Schon mit der ersten Morgenpost hatte der General von Brenckendorf nicht weniger als fünf Exemplare dieses im schönsten Zeitungsstil geschriebenen Artikels erhalten. Die liebenswürdigen Absender hatten sich zwar nicht genannt, aber der General zweifelte keinen Augenblick, daß sie in den Reihen seiner besten Freunde zu suchen seien. Gegen Mittag jedoch war ihm das bedeutsame Blatt zum sechsten Mal und diesmal nicht durch den Briefträger überreicht worden. Der Generallieutenant Graf Hainried hatte es in eigener Person auf den Schreibtisch Seiner Excellenz niedergelegt, und zwischen den beiden hohen Militärs war von vornherein kein Mißverständniß darüber gewesen, daß diese mit einer gewissen Feierlichkeit vollzogene Handlung einer höflichen Kriegserklärung gleichzuachten sei. Und weltmännisch höflich wie die Einleitung hatte sich auch der weitere Verlauf und der Abschluß ihrer Unterredung gestaltet. Der General von Brenckendorf hatte durchaus nichts gegen eine Lösung der zwischen seinem Sohne Engelbert und der Gräfin Helene Hainried bestehenden Beziehungen einzuwenden gehabt, und er hatte mit einer äußerst verbindlichen Miene die Versicherungen des innigsten Bedauerns entgegengenommen, welches der Generallieutenant für seine eigene Person natürlich über diese traurige Nothwendigkeit empfand. Er hatte beim Abschied sogar mit freundschaftlicher Wärme dem Wunsche Ausdruck gegeben, daß die Damen des Generallieutenants, welche schon in diesen Tagen einen Erholungsaufenthalt im Süden nehmen sollten, recht angenehme und glückliche Reise haben möchten, – und erst als sich dann die Thür hinter seinem Besucher geschlossen, hatte er das unglückselige Blatt wüthend zerknittert und eine eben angezündete Cigarre zwischen den Fingern zerbrochen, als sähe er in ihr den Verfasser jenes Artikels oder eine andere, in diesem Augenblick vielleicht noch bitterer gehaßte Persönlichkeit.

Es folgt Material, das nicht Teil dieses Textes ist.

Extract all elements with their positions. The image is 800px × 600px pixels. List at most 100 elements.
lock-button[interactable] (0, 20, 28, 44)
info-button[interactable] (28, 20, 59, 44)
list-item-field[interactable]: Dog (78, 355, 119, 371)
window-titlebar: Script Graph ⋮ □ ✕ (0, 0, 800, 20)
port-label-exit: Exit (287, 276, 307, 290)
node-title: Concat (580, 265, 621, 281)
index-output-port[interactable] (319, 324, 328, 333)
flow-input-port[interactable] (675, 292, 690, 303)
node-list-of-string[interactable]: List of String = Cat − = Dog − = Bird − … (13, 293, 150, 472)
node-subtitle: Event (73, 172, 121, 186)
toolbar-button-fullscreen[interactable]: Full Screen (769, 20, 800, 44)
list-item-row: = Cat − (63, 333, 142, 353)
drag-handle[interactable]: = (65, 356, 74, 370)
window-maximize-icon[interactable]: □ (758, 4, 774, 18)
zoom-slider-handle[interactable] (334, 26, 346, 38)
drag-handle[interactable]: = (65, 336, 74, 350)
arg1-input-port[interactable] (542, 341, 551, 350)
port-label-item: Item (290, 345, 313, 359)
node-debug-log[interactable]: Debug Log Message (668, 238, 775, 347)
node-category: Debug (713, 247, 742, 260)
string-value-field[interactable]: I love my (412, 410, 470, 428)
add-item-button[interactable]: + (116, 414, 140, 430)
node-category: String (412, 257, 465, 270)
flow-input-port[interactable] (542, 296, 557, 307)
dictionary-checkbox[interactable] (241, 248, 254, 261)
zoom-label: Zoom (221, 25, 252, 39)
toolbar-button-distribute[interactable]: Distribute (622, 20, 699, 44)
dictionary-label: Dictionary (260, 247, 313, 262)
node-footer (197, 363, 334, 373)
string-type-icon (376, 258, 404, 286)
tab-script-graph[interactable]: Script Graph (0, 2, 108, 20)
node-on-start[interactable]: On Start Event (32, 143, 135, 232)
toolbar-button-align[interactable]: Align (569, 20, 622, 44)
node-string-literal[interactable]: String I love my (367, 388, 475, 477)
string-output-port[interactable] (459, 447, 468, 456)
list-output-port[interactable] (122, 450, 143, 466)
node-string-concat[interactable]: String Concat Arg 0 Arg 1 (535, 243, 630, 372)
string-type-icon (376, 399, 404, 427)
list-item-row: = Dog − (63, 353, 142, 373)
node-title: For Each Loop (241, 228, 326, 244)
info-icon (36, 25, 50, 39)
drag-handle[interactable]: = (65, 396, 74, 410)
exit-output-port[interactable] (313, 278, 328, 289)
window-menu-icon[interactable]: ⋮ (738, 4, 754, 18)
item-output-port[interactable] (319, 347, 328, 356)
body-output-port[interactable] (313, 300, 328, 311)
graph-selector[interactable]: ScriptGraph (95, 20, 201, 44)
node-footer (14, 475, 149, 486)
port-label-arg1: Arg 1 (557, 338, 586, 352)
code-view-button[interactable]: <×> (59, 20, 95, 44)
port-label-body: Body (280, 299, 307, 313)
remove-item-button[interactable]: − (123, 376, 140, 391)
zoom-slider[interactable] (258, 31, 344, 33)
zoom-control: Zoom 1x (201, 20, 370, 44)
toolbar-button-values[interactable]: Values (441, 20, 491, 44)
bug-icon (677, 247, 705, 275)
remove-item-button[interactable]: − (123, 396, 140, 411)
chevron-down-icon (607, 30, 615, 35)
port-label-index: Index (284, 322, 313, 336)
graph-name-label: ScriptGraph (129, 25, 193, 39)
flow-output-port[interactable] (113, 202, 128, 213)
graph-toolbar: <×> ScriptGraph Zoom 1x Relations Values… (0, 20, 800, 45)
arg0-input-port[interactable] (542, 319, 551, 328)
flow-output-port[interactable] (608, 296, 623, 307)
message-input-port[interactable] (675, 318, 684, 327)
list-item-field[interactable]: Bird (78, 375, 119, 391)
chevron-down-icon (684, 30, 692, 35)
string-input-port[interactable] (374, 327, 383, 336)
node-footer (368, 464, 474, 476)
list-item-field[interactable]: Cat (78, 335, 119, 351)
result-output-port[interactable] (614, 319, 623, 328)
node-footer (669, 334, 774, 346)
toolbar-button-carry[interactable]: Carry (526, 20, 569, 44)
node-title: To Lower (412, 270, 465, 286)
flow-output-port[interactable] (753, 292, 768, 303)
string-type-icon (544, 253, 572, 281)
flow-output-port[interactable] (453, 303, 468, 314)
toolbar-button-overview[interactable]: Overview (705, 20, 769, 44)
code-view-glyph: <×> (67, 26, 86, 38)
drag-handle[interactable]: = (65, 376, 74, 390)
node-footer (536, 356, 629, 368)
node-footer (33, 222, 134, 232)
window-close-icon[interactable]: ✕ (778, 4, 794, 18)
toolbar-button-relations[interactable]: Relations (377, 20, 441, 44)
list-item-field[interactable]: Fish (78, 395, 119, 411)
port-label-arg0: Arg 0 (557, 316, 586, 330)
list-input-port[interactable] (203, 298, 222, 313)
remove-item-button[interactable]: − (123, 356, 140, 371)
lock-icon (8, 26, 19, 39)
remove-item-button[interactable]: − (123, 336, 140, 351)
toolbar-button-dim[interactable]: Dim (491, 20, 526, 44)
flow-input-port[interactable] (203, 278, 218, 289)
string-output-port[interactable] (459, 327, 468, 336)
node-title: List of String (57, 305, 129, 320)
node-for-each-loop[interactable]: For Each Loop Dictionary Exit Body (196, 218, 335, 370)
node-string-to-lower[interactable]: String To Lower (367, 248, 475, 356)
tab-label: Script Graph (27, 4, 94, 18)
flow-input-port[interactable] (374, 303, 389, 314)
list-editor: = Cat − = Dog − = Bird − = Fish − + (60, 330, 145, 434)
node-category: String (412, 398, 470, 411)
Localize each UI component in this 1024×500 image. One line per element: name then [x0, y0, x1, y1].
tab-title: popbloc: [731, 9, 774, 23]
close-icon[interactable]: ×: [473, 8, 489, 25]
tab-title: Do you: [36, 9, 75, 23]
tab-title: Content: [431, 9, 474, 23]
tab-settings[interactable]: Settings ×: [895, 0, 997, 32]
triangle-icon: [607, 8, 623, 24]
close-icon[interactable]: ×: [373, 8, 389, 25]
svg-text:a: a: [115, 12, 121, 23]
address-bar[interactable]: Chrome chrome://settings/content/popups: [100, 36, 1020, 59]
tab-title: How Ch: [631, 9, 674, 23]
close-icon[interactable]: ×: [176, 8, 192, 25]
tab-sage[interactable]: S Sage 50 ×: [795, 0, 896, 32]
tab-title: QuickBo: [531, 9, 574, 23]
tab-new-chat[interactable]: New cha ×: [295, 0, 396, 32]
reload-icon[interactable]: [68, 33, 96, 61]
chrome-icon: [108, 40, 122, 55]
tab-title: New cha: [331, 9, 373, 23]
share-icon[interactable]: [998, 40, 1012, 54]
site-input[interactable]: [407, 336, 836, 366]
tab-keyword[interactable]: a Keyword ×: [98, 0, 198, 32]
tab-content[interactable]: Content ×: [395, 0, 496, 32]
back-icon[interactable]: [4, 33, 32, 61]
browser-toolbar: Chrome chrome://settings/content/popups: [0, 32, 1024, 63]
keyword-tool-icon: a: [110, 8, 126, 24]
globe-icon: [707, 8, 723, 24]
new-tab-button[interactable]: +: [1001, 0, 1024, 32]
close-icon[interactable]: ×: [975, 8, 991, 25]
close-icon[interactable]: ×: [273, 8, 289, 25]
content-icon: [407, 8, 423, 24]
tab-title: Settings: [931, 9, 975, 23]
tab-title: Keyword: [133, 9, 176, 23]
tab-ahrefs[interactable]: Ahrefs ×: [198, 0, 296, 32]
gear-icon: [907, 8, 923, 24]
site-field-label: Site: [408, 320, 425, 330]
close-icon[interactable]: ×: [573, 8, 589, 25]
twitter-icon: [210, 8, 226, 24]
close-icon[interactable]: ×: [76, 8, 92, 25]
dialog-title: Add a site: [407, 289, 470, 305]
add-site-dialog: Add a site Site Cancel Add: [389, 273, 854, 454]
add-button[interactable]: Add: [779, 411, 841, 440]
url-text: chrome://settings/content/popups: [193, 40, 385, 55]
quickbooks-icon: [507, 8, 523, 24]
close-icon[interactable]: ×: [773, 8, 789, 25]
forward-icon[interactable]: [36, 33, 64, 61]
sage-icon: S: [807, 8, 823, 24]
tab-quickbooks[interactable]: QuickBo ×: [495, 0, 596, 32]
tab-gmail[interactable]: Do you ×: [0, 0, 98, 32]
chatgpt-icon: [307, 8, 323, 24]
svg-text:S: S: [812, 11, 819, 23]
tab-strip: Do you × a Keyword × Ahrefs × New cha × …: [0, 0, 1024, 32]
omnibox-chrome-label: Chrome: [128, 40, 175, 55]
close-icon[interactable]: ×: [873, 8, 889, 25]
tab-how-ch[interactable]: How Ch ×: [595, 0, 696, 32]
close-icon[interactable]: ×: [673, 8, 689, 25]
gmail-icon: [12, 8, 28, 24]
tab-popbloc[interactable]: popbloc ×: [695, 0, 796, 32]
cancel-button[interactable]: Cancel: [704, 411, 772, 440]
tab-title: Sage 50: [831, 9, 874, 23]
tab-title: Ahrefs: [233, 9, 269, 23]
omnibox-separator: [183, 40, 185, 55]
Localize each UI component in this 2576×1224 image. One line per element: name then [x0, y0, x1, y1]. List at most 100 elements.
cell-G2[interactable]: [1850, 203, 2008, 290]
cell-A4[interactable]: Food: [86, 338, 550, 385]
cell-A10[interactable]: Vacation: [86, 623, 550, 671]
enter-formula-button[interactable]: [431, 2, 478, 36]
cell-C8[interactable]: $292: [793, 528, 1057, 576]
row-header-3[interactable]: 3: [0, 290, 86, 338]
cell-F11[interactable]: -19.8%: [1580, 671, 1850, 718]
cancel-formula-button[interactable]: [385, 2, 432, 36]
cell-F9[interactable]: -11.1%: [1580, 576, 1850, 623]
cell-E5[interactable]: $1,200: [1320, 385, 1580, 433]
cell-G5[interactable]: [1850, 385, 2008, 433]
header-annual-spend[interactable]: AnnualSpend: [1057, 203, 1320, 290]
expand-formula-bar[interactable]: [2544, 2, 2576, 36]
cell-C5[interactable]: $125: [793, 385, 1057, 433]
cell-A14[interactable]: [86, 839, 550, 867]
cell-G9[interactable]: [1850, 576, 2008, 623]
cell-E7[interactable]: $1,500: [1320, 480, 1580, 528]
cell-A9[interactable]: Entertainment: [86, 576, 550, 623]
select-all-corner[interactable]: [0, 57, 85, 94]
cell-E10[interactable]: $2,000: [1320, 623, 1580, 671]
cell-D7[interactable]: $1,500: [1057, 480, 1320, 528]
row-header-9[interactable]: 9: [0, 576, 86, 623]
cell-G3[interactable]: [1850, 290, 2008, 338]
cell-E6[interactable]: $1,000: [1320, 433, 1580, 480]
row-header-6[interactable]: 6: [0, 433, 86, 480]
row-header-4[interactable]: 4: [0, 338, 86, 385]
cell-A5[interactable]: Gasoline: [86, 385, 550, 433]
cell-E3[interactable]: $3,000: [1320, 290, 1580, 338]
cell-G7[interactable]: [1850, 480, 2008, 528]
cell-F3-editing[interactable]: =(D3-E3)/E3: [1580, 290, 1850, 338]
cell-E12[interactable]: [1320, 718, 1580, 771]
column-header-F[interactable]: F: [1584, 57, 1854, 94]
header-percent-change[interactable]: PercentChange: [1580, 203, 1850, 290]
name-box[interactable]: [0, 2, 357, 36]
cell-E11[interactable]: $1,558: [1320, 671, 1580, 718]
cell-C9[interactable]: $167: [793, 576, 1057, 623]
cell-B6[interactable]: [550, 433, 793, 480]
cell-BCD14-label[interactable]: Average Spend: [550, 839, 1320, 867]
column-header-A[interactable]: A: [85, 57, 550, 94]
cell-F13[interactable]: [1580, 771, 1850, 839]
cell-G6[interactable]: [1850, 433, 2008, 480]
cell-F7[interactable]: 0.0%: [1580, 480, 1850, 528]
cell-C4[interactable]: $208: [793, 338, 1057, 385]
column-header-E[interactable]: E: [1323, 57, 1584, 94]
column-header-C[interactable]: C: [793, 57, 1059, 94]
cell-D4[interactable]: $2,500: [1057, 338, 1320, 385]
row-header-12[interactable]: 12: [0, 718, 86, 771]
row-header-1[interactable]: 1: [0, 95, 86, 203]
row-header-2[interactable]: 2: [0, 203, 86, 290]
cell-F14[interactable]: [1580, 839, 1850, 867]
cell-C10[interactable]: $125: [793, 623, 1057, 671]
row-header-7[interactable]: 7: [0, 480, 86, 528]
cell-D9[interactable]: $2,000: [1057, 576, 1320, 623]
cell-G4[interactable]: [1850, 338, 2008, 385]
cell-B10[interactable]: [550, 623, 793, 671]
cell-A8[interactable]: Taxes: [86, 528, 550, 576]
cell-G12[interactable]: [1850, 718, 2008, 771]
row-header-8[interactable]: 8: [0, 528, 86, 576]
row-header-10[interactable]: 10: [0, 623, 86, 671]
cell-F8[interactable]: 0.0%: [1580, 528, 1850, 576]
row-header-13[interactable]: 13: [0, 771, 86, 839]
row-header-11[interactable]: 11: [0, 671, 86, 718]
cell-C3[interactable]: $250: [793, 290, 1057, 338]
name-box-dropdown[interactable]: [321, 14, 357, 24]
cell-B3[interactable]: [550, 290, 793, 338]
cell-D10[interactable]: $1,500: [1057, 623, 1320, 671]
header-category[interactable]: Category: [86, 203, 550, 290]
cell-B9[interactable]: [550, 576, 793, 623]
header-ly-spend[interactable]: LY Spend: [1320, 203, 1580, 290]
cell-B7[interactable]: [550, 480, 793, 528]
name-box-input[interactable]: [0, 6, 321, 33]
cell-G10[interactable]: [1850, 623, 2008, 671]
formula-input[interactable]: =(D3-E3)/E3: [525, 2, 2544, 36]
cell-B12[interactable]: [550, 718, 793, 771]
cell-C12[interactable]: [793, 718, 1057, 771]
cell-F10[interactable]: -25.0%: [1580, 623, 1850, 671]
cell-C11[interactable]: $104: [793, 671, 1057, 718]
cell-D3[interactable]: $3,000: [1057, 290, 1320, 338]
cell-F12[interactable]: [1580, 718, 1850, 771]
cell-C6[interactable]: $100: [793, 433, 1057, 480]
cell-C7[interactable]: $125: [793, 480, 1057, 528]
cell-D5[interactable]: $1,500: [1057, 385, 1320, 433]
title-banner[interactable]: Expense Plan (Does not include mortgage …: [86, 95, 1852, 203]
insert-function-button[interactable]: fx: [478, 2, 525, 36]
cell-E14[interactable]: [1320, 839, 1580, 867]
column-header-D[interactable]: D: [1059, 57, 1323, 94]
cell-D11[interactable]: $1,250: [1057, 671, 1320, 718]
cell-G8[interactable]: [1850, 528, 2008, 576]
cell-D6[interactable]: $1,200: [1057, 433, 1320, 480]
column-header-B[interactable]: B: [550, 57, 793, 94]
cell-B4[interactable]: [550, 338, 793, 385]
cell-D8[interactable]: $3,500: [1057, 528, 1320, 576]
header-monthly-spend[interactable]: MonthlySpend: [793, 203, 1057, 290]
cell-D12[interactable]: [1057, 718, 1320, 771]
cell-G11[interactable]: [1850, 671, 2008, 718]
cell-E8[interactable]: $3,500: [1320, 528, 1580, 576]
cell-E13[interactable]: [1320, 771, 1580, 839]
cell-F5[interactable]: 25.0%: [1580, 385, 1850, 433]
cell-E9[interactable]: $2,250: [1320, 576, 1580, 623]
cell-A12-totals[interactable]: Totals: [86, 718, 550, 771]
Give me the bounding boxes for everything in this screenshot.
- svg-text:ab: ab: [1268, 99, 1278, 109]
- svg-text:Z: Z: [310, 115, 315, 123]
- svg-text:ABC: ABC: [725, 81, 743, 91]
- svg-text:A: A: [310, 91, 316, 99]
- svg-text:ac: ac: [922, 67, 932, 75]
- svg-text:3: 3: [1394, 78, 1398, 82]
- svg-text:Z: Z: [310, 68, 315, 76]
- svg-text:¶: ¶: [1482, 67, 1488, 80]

Der Generallieutenant Graf Hainried aber stieß beim Verlassen des Hauses auf den Oberst von Herzogenstein, den persönlichen Adjutanten Seiner Majestät, als derselbe eben im Begriff war, durch die Gartenthür der Villa einzutreten. Die beiden Offiziere begrüßten sich höflich und der Oberst sagte mit einem bedeutsamen Lächeln und mit vorsichtig gedämpfter Stimme:

„Ich gratulire aufrichtig – Excellenz!“

Graf Hainried lehnte ab, aber mit einer Miene, die gut verrieth, wie angenehm ihn der Glückwunsch berührte.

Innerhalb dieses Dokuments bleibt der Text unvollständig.